Interviewed by Sven Birkerts

 

Interviewer:

To what extent are you using divine intervention as a kind of psychic metaphor?

 

Brodsky: Actually to a large extent. What I mean actually is the intervention of language upon you or into you. That famous line of Auden’s about Yeats: “mad Ireland hurt you into poetry” What “hurts” you into poetry or literature is language, your sense of language. Not your private philosophy or your politics, nor even the creative urge, or youth.

 

Interviewer: So, if you’re making a cosmology you’re putting language at the apex?

 

Brodsky: Well, it’s no small thing—it’s pretty grand. When they say “the poet hears the voice of the Muse,” it’s nonsense if the nature of the Muse is unspecified. But if you take a closer look, the voice of the Muse is the voice of the language. It’s a lot more mundane than the way I’m putting it. Basically, it’s one’s reaction to what one hears, what one reads.

 

Interviewer: Your use of that language—it seems to me—is to relate a vision of history running down, coming to a dead end.

 

Brodsky: That might be. Basically, it’s hard for me to assess myself, a hardship not only prompted by the immodesty of the enterprise, but because one is not capable of assessing himself, let alone his work. However, if I were to summarize, my main interest is the nature of time. That’s what interests me most of all. What time can do to a man. That’s one of the closest insights into the nature of time that we’re allowed to have.

 

Interviewer: In your piece on St. Petersburg you speak of water as a “form of time.”

 

Brodsky: Ya, it’s another form of time... it was kind of nice, that piece, except that I never got proofs to read and quite a lot of mistakes crept in, misspellings and all those things. It matters to me. Not because I’m a perfectionist, but because of my love affair with the English language.

 

Interviewer: How do you think you fare as your own translator? Do you translate or rewrite?

 

Brodsky: No, I certainly don’t rewrite. I may redo certain translations, which causes a lot of bad blood with translators, because I try to restore in translation even those things which I regard as weaknesses. It’s a maddening thing in itself to look at an old poem of yours. To translate it is even more maddening. So, before doing that you have to cool off a great deal, and when you start you are looking upon your work as the soul looks from its abode upon the abandoned body. The only thing the soul perceives is the slow smoking of decay.

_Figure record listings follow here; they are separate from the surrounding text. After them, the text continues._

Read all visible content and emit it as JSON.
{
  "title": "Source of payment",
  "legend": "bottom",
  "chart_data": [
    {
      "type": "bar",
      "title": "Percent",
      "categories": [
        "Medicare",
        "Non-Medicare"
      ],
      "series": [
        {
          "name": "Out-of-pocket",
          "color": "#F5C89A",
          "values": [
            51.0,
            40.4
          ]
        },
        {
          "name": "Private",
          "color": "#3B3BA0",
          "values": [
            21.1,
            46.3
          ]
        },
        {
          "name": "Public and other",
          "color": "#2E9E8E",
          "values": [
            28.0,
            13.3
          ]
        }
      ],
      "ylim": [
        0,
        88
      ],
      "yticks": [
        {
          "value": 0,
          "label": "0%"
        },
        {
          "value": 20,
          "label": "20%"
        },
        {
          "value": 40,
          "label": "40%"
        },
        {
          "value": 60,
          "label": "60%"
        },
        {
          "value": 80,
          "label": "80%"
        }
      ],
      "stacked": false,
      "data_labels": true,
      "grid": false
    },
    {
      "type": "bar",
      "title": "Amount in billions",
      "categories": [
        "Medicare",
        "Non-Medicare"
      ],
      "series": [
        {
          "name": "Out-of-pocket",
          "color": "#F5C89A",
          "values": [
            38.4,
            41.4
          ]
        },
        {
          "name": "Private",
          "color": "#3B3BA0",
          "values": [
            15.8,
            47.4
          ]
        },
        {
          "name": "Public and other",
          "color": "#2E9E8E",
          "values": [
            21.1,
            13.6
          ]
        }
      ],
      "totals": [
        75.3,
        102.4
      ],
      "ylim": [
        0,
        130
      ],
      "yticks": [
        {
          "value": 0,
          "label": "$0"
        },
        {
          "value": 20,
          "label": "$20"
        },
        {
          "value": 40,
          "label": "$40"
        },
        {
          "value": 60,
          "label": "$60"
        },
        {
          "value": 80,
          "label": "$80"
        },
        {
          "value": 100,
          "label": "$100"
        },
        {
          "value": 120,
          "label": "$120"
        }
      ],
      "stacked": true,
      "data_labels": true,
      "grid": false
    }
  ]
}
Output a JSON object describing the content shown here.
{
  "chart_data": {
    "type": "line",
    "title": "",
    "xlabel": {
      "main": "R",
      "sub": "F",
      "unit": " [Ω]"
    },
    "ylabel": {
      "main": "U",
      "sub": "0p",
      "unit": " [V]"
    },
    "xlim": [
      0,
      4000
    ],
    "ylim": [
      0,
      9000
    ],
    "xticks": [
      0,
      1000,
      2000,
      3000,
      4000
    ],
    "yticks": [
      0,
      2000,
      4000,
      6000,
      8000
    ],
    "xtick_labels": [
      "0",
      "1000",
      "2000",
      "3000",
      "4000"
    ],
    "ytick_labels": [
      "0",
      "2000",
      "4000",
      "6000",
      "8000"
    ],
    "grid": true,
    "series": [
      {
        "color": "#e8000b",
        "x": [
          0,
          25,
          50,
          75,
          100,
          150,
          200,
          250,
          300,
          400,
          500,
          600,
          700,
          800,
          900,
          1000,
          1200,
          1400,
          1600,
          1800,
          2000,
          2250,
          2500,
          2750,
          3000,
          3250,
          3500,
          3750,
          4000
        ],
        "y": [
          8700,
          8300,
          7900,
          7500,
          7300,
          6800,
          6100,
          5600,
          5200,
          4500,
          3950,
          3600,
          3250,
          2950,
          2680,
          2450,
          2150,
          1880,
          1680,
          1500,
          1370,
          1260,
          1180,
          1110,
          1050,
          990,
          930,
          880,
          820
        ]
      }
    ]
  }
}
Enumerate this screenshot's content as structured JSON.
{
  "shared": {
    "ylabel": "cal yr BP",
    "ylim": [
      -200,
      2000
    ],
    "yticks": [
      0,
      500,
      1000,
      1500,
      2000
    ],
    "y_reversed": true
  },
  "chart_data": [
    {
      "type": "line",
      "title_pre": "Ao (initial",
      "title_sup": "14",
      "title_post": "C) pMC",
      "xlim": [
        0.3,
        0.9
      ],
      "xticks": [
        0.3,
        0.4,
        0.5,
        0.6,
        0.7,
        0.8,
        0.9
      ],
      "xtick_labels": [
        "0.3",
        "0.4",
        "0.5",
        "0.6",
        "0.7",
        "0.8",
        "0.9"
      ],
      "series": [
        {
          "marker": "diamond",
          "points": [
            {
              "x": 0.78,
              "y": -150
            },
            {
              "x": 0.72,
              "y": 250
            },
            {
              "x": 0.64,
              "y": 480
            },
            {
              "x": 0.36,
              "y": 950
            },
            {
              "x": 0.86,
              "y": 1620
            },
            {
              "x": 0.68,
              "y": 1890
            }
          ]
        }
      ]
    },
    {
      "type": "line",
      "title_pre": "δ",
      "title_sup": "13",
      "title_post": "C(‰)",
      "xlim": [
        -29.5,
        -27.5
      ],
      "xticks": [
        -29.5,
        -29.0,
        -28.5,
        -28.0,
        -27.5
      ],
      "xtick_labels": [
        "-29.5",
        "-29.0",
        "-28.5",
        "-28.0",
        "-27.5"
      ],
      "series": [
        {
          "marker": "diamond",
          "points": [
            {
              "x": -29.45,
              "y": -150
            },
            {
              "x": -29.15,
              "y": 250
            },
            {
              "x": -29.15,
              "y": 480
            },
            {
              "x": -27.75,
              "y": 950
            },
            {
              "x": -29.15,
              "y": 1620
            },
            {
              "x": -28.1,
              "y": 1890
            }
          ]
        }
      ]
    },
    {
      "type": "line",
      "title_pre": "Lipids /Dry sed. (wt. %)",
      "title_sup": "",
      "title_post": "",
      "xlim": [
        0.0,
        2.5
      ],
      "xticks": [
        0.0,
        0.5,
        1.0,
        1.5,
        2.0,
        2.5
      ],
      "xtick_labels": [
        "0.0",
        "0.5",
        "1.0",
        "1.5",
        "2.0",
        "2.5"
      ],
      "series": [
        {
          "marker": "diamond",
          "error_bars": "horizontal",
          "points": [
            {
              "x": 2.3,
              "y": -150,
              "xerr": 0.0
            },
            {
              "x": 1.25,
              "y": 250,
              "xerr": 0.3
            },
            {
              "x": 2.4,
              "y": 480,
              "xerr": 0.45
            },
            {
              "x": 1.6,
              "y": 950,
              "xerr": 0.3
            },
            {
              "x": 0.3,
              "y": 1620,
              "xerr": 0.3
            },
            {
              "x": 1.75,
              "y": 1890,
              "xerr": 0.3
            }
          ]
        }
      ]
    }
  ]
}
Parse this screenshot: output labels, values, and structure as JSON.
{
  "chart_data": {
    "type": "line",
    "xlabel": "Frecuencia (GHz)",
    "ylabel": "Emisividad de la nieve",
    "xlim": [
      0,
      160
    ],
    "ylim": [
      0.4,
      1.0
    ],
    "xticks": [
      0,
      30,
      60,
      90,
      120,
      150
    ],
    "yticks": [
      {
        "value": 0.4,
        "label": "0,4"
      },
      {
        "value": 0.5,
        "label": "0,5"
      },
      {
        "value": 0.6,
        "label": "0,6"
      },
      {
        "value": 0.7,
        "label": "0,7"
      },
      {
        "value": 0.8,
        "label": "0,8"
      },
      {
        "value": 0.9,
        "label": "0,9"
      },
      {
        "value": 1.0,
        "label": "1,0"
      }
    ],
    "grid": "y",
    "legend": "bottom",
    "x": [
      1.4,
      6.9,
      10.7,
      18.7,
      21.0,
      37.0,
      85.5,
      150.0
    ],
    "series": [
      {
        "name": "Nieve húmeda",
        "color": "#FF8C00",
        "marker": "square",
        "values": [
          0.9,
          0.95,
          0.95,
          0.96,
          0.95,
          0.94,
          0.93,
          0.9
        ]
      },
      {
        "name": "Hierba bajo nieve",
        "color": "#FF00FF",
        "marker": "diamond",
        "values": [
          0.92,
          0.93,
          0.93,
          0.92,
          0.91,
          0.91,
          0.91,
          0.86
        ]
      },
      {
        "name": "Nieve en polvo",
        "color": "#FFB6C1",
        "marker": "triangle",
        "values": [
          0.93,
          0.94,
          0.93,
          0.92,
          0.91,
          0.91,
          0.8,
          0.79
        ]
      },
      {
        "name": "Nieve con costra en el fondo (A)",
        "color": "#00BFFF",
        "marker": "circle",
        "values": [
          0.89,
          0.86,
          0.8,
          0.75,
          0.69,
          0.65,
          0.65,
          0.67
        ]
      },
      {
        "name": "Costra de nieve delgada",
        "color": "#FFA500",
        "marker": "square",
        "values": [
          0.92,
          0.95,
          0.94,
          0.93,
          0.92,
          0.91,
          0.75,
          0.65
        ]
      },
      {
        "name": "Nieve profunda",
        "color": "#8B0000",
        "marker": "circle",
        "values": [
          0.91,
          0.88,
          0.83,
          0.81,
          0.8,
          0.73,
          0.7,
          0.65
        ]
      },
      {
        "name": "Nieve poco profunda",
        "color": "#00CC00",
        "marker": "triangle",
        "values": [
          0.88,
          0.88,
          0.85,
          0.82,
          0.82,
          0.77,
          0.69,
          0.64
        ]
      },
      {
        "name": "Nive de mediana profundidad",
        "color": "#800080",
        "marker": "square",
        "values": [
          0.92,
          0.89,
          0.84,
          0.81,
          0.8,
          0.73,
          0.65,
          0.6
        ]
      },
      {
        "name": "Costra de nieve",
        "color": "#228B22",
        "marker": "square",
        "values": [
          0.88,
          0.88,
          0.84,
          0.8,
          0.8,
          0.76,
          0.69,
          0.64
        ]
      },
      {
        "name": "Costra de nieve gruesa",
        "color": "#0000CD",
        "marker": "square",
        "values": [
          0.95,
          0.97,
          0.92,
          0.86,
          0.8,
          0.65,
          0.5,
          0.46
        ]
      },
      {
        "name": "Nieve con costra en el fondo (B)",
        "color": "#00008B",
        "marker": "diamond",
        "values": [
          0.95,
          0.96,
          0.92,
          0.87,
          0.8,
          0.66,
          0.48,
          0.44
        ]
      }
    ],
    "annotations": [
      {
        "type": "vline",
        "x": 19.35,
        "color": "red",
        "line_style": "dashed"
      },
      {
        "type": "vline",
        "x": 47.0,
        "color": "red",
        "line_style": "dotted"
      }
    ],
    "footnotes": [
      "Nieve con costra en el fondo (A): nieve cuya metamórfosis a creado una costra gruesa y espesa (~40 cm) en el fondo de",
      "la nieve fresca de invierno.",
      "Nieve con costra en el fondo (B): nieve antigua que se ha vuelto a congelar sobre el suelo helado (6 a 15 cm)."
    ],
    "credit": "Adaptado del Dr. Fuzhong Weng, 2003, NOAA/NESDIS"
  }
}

So, you don’t really have any attachment to it. When you’re translating, you try to preserve the sheen, the paleness of those leaves. And you accept how some of them look ugly, but then perhaps when you were doing the original that was because of some kind of strategy. Weaknesses have a certain function in a poem... some strategy in order to pave the reader’s way to the impact of this or that line.

 

Interviewer: How about Russian writers?

 

Brodsky: I don’t know really quite whom I react to most. I remember the great impact Mandelstam’s poetry had on me when I was nineteen or twenty. He was unpublished. He’s still largely unpublished and unheeded in criticism and even in private conversations, except for the friends, except for my circle, so to speak. General knowledge of him is extremely limited, if any. I remember the impact of his poetry on me. It’s still there. As I read it I’m sometimes flabbergasted. Another poet who really changed not only my idea of poetry, but also my perception of the world—which is what it’s all about, ya?—is Tsvetayeva. I personally feel closer to Tsvetayeva—to her poetics, to her techniques, which I was never capable of. This is an extremely immodest thing to say, but, I always thought, “Can I do the Mandelstam thing?” I thought on several occasions that I succeeded at a kind of pastiche.

But Tsvetayeva. I don’t think I ever managed to approximate her voice. She was the only poet—and if you’re a professional that’s what’s going on in your mind—with whom I decided not to compete.

 

Interviewer: What was the distinctive element that attracted you but also frustrated you?

 

Brodsky: Well, it never frustrated me. She’s a woman in the first place. But hers is the most tragic voice of all Russian poetry. It’s impossible to say she’s the greatest because other people create comparisons—Cavafy, Auden—but I personally feel tremendously attracted to her.

It is a very simple thing. Hers is extremely tragic poetry, not only in subject matter—this is not big news, especially in the Russian realm—but in her language, her prosody. Her voice, her poetry, gives you almost the idea or sense that the tragedy is within the language itself. The reason I decided—it was almost a conscious decision not to compete with her—well, for one thing, I knew I would fail. After all, I’m a different person, a man what’s more, and it’s almost unseemly for a man to speak at the highest pitch of his voice, by which I don’t mean she was just a kind of romantic, raving... she was a very dark poet.